Here's the final installment of our journey along the fence in Port Townsend, Washington. We've turned the corner and gone most of the way up the hill along the second span.
The next panel combines milled, stained wood with bamboo in a pattern that is balanced but not rigidly ordered:
It's kind of amazing that pieces of wood as irregular as those in the next unit can be combined into a pattern that feels like it was constructed from precise bits:
Were those leftovers? Maybe! If so, they certainly provided appropriate inspiration.
That panel's close-up reveals the crowning baseball bat . . . and a white rock nested at the center of the wooden diamond:
Next door, we have another regular/irregular rhythm—these panels offer interesting, while comparatively restful, contrast to the earlier, busy collections of parts:
And here's the final panel, with lines that feel almost scribbled, abutting the concrete-and-chainlink establishment, part or all of which almost certainly existed when the fence we've been looking at was conceived:
That final panel looks quite simple, doesn't it? It is.
Or is it? Here are some close-ups:
As the job was completed, did the tools become part of the assemblage they'd helped build?
We ended our journey to Port Townsend, our former home, in the downtown area, at the Silverwater Cafe. This restaurant didn't exist when we lived here, but its owner is a long-time friend, even a member of the extended family, and I had heard about, but hadn't seen, what he'd accomplished. Back in the day, he was a really good cook (an exceptional lefse maker, among other things, and that's both art and craft). He still is. It's the sort of place where they have ongoing discussions about how the coleslaw should be made (I'd say exactly as they've got it now), and whether it appropriately complements every other menu item that it finds itself next to.

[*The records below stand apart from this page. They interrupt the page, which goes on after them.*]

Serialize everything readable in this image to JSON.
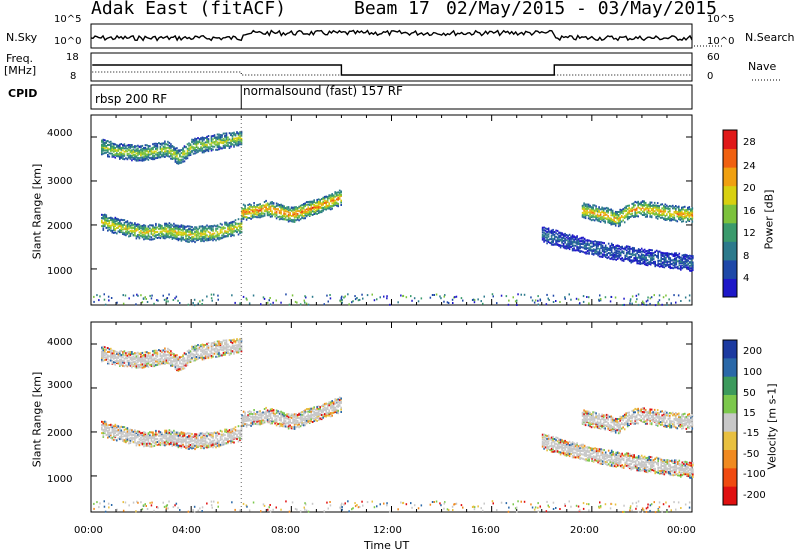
{
  "header": {
    "station": "Adak East (fitACF)",
    "beam": "Beam 17",
    "date_range": "02/May/2015 - 03/May/2015"
  },
  "top_panels": {
    "nsky_label": "N.Sky",
    "nsearch_label": "N.Search",
    "nsky_ticks": [
      "10^5",
      "10^0"
    ],
    "nsearch_ticks": [
      "10^5",
      "10^0"
    ],
    "freq_label": "Freq.",
    "freq_unit": "[MHz]",
    "freq_ticks": [
      "18",
      "8"
    ],
    "nave_label": "Nave",
    "nave_ticks": [
      "60",
      "0"
    ],
    "cpid_label": "CPID",
    "cpid_segments": [
      "rbsp 200 RF",
      "normalsound (fast) 157 RF"
    ]
  },
  "colors": {
    "power_scale": [
      "#1e18c8",
      "#1e48a8",
      "#2c7a8c",
      "#3a9a6c",
      "#7cc23c",
      "#d8d010",
      "#f0a010",
      "#f06010",
      "#e01818"
    ],
    "velocity_scale": [
      "#1c3aa0",
      "#2a68a8",
      "#3c9a5c",
      "#7cc84c",
      "#c8c8c8",
      "#e8c040",
      "#f08a20",
      "#f04a10",
      "#e01010"
    ]
  },
  "chart_data": [
    {
      "type": "heatmap",
      "title": "Power",
      "ylabel": "Slant Range [km]",
      "ylim": [
        180,
        4500
      ],
      "yticks": [
        "4000",
        "3000",
        "2000",
        "1000"
      ],
      "colorbar_label": "Power [dB]",
      "colorbar_ticks": [
        "28",
        "24",
        "20",
        "16",
        "12",
        "8",
        "4"
      ],
      "colorbar_range": [
        0,
        32
      ],
      "echo_bands": [
        {
          "name": "band-a",
          "x_hours": [
            0.4,
            1,
            2,
            3,
            3.5,
            4,
            4.5,
            5,
            5.5,
            6
          ],
          "range_km": [
            3800,
            3700,
            3650,
            3750,
            3550,
            3800,
            3850,
            3900,
            3950,
            4000
          ],
          "power_db": 14
        },
        {
          "name": "band-b",
          "x_hours": [
            0.4,
            1,
            2,
            3,
            4,
            5,
            6
          ],
          "range_km": [
            2100,
            2000,
            1850,
            1900,
            1800,
            1850,
            2000
          ],
          "power_db": 16
        },
        {
          "name": "band-c",
          "x_hours": [
            6,
            7,
            8,
            9,
            10
          ],
          "range_km": [
            2300,
            2400,
            2250,
            2450,
            2650
          ],
          "power_db": 20
        },
        {
          "name": "band-d",
          "x_hours": [
            19.6,
            20.5,
            21,
            21.5,
            22,
            23,
            24
          ],
          "range_km": [
            2350,
            2250,
            2150,
            2350,
            2400,
            2300,
            2250
          ],
          "power_db": 18
        },
        {
          "name": "band-e",
          "x_hours": [
            18,
            20,
            22,
            24
          ],
          "range_km": [
            1800,
            1500,
            1300,
            1150
          ],
          "power_db": 6
        }
      ]
    },
    {
      "type": "heatmap",
      "title": "Velocity",
      "ylabel": "Slant Range [km]",
      "xlabel": "Time UT",
      "ylim": [
        180,
        4500
      ],
      "yticks": [
        "4000",
        "3000",
        "2000",
        "1000"
      ],
      "xticks": [
        "00:00",
        "04:00",
        "08:00",
        "12:00",
        "16:00",
        "20:00",
        "00:00"
      ],
      "xlim_hours": [
        0,
        24
      ],
      "colorbar_label": "Velocity [m s-1]",
      "colorbar_ticks": [
        "200",
        "100",
        "50",
        "15",
        "-15",
        "-50",
        "-100",
        "-200"
      ],
      "colorbar_range": [
        -250,
        250
      ]
    }
  ],
  "time_axis": {
    "label": "Time UT"
  }
}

Sort of like building the panels on a fence.
Here's a photo of my sister and my mother outside the cafe. Along with the flowers in the window boxes, rainbow chard is also growing.

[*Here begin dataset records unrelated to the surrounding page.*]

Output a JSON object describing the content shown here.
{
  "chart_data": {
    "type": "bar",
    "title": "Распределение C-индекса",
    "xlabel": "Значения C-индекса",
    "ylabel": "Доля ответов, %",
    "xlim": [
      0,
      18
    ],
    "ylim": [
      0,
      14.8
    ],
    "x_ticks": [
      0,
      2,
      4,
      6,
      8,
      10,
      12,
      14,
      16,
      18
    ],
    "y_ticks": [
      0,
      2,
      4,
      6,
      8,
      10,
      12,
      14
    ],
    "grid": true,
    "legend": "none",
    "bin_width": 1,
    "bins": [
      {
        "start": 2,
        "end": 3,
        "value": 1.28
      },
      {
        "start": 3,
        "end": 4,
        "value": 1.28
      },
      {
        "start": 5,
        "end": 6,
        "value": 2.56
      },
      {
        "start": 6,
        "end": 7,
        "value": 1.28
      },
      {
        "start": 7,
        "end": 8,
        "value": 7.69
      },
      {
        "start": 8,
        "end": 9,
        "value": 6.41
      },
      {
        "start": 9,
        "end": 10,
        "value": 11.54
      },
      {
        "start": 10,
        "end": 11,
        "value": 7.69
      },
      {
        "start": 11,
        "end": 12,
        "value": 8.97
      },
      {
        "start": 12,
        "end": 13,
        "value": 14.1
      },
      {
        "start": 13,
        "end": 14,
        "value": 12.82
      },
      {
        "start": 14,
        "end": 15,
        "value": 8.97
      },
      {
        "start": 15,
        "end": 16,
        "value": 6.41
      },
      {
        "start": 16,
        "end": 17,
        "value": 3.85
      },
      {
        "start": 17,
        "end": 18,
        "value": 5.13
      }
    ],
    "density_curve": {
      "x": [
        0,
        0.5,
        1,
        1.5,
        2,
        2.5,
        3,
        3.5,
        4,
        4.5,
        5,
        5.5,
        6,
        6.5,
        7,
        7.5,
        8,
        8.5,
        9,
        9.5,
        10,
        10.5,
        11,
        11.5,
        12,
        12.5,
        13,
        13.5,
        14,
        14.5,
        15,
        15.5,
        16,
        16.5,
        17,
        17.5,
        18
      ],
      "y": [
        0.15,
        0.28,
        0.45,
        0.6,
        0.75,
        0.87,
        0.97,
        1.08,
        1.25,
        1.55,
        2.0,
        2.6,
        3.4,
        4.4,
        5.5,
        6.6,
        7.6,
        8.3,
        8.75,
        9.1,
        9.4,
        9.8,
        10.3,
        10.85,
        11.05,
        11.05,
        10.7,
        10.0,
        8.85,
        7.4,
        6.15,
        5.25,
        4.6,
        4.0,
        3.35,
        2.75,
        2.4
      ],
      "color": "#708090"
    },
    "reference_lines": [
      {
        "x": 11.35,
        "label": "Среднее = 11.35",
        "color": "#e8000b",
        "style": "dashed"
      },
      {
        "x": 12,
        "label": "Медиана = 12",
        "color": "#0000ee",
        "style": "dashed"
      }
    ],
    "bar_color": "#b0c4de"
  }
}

I can recommend the lentil burger. It's rightfully famous.
As we traveled back toward Seattle, most of the traffic was going in the other direction. The ferry ride was, as usual, smooth and prompt. While the weather had cleared up a bit, the gray skies still provided a subtle backdrop for a downtown landmark.
And that's that. The next post will talk about something entirely different. I have some ideas what that will be, but I'm not certain which of the alternatives will bubble to the top and get written up. . . .
I'm hoping it will also include news about the rediscovery, and completed delivery, of three much-missed packages. . . .
Wonderful story. And Lefse? I haven’t made any since the ’70’s but mom still makes it for holidays. Brother makes garlic lefse, parmesan lefse. Far too flavorful to be properly authentic, but his crowd approves.
Susan J Tweit
Now that’s a fence! I especially like the “theme” panels and the small details that casual passers by might not notice. Thanks for the story in photos and commentary. And welcome home–I hope the missing sample boxes have surfaced.
I think the fence is wonderful, and I loved the commentary on your response to the fence. I hope the fence’s maker sees your posts. I’m reminded of the time I figured out that you can make pie filling with fresh fruit and fruit juice – ANY fresh fruit and ANY fruit juice. It may have started with strawberries and apple juice and moved on to apples and papaya nectar, but before I moved on to something else there was a long series exploring combinations never-before-imagined, unified by some common rules that have to be observed to make it function as a pie.
I also loved your story of sharing the walking about looking for places and things that have meaning in your memory. We talk about this exercise as ‘dusting off the plaques,’ imagining that there should be a brass plaque that says ‘Deb Robeson habitually walked by this place and still carries impressions gathered …’ It sounds like you had a very fruitful time dusting off the plaques.
Thanks for the posts, and here’s to UPS finding missing boxes.
Fiber art is everywhere: Love the fence quilt!